THE DOCTOR WHO RATINGS GUIDE: BY FANS, FOR FANS
Daniel O'Mahoney

Writer.



Reviews

Retrospective: Daniel O'Mahoney by John Seavey 23/4/03

Whatever else you might say about Daniel O'Mahony, he's certainly made an impact in Doctor Who. His output of novels and novellas has been small (Falls the Shadow, The Man in the Velvet Mask, The Cabinet of Light), but they've been memorable; they've also polarized fan opinion to a great degree. In fact, O'Mahony seems to combine all of the different ways that Doctor Who authors have polarized fans of the series.

For one, he's one of the more stylistically off-beat Doctor Who writers. In fact, it's not an exaggeration to say that his style is remembered much more than his actual stories are. While The Man in the Velvet Mask has some interesting ideas, to give an example, it's not radically different in substance from The Domino Effect, Blood Heat, Inferno, or any other "alternate reality" story that's come down the pike in Doctor Who (or in sci-fi in general for that matter.) No, what's remembered is the use of the Marquis de Sade, of the Hellfire Club using literal Hellfire, of Dodo deliberately contracting a venereal disease as a memento of her soon-to-be-unhappened lover, and of the way the novel gets inside the Doctor as he prepares for his first, and most important, death.

O'Mahony saturates his work with moody, atmospheric prose that at times skirts that narrow boundary between the poetic and pretentious, but definitely never presents an ordinary view of the world. Everything is filled with meaning; the moon becomes a goddess, blades of grass silent sentries, doors and rooms mythic and archetypal. Setting the scene with the appropriate grandeur, the gothic trappings of myth and legend is just as important as the events of any given scene if not moreso. If you're not in the mood for it, this style can seem self-indulgent in the extreme, but at times, it catches you with amazing intensity.

But as with other authors who evoke mood through vivid and detailed description of ordinary events, this does mean his plots sometimes suffer. Falls the Shadow is about fifty pages too long, and The Cabinet of Light about fifty pages too short. Only with The Man in the Velvet Mask does he seem to find a balance between over-indulging his penchant for descriptive prose and under-explaining the story. Coincidentally, The Man in the Velvet Mask is also the only story that features a large role for the Doctor, who gets sidelined in the other two stories. All three books, though, feature vivid characterization... both for better and for worse. Lechasseur, the protagonist of The Cabinet of Light, is one of the best-realized characters we've seen in Doctor Who, while Gabriel and Tanith, the villains of Falls the Shadow, were so bleak and unpleasant that even their deaths didn't give any satisfaction.
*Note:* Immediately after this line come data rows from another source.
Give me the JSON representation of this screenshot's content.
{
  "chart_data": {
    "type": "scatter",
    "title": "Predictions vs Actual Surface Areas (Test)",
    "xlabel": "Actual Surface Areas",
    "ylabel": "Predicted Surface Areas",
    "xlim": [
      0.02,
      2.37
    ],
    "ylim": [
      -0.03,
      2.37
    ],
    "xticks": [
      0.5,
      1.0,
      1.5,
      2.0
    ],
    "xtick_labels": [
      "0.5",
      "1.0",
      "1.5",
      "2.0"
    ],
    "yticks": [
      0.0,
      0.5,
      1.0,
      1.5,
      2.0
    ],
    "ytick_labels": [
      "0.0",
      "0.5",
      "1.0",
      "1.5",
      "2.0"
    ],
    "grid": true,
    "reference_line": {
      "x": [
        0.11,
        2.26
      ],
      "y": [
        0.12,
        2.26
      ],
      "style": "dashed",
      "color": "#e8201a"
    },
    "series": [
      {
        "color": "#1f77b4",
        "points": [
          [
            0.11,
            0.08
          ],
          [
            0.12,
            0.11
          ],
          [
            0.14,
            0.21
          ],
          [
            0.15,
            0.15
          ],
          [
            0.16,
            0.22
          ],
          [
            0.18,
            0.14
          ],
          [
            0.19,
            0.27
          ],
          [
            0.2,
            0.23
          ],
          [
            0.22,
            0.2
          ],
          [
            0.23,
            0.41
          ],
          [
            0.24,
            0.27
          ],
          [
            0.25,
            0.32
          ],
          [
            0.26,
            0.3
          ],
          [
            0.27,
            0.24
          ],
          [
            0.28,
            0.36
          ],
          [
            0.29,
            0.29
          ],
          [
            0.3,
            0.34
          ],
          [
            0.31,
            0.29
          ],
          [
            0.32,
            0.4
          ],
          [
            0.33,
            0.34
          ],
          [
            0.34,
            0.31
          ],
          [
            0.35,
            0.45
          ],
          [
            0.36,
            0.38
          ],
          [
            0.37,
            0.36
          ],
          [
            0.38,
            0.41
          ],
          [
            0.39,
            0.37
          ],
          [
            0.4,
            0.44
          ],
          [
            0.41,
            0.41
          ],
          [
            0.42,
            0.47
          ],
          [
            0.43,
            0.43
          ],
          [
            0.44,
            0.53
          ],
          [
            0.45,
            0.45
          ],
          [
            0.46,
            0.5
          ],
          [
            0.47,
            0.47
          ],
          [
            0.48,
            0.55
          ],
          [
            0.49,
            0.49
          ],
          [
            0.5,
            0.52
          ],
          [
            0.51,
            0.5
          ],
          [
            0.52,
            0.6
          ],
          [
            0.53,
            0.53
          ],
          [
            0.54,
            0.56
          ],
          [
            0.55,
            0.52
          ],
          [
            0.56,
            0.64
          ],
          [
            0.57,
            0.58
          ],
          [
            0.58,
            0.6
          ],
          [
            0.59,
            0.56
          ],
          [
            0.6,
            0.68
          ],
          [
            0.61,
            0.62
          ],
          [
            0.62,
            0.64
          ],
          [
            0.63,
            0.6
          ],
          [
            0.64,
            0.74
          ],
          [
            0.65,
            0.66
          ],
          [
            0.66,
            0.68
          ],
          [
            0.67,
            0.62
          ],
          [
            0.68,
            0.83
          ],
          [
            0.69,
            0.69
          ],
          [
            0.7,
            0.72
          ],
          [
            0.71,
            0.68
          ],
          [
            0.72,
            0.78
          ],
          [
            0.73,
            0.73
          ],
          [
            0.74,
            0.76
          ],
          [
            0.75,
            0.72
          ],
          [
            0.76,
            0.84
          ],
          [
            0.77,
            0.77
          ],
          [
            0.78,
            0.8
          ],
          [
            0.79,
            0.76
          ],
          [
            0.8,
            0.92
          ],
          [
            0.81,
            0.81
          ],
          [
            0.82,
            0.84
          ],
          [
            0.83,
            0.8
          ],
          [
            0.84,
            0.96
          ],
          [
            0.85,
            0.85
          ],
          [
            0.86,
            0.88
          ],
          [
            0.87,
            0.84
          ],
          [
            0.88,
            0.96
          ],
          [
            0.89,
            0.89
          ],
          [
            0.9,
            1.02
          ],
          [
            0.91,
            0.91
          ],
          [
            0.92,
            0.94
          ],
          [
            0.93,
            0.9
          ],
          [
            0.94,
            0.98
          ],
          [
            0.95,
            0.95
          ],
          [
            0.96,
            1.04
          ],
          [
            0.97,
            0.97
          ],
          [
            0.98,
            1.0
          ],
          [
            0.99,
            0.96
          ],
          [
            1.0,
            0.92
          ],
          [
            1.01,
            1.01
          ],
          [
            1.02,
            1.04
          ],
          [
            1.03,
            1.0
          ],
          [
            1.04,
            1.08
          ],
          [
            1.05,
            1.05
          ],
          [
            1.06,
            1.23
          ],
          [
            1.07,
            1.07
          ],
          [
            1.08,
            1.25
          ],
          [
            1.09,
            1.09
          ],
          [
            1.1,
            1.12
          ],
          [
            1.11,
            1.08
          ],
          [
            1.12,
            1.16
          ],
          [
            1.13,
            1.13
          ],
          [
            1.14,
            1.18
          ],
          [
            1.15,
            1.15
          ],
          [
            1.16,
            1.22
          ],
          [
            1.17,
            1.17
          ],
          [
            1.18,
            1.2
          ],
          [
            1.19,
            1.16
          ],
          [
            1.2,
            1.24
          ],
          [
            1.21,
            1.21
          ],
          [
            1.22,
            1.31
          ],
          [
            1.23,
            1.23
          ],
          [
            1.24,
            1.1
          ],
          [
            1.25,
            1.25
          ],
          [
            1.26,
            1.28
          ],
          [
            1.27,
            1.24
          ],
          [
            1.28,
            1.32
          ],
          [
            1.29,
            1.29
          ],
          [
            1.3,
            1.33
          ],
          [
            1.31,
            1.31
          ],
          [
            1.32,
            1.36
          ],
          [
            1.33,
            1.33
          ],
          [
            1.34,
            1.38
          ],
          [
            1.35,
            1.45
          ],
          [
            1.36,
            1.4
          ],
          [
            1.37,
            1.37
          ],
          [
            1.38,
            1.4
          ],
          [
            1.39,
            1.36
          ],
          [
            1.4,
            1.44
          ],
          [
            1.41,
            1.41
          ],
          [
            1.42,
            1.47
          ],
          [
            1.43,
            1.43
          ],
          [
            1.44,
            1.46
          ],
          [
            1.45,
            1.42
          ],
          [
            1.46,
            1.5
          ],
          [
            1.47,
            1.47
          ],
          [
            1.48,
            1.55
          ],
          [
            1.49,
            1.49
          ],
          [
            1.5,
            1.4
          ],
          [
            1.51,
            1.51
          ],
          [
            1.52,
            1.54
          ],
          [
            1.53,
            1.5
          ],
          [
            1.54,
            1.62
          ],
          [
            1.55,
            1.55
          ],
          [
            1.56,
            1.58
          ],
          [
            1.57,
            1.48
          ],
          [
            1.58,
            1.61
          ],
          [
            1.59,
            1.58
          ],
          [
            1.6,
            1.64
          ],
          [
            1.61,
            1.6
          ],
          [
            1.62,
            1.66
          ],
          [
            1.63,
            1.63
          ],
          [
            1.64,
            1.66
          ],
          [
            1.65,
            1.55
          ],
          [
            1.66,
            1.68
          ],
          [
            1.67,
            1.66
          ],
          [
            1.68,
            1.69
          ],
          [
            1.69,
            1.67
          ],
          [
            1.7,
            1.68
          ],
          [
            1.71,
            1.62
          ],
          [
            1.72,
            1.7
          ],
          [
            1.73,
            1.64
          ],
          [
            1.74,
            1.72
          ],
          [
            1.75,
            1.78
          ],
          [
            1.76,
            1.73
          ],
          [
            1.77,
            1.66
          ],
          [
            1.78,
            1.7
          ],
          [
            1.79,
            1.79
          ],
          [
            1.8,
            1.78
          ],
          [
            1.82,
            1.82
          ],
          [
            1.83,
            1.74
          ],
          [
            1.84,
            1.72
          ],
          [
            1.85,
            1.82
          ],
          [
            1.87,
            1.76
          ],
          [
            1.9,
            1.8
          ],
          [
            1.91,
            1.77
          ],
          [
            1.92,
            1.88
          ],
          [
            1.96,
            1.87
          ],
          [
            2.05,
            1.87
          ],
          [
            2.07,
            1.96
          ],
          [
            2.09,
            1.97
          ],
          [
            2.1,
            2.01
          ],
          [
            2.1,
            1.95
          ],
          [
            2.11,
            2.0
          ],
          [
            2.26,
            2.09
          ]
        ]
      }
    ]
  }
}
In the end, what I admire about O'Mahony is the authenticity he brings to his writing. The people, the events he writes about seem real and unforced; their lives and deaths seem to be their own decisions, rather than those of the writer controlling them. I'd love to see another novel by O'Mahony, and although I doubt we'll see it through the BBC, it wouldn't surprise me at all if one of the many spin-off lines of books decided he was worth commissioning again.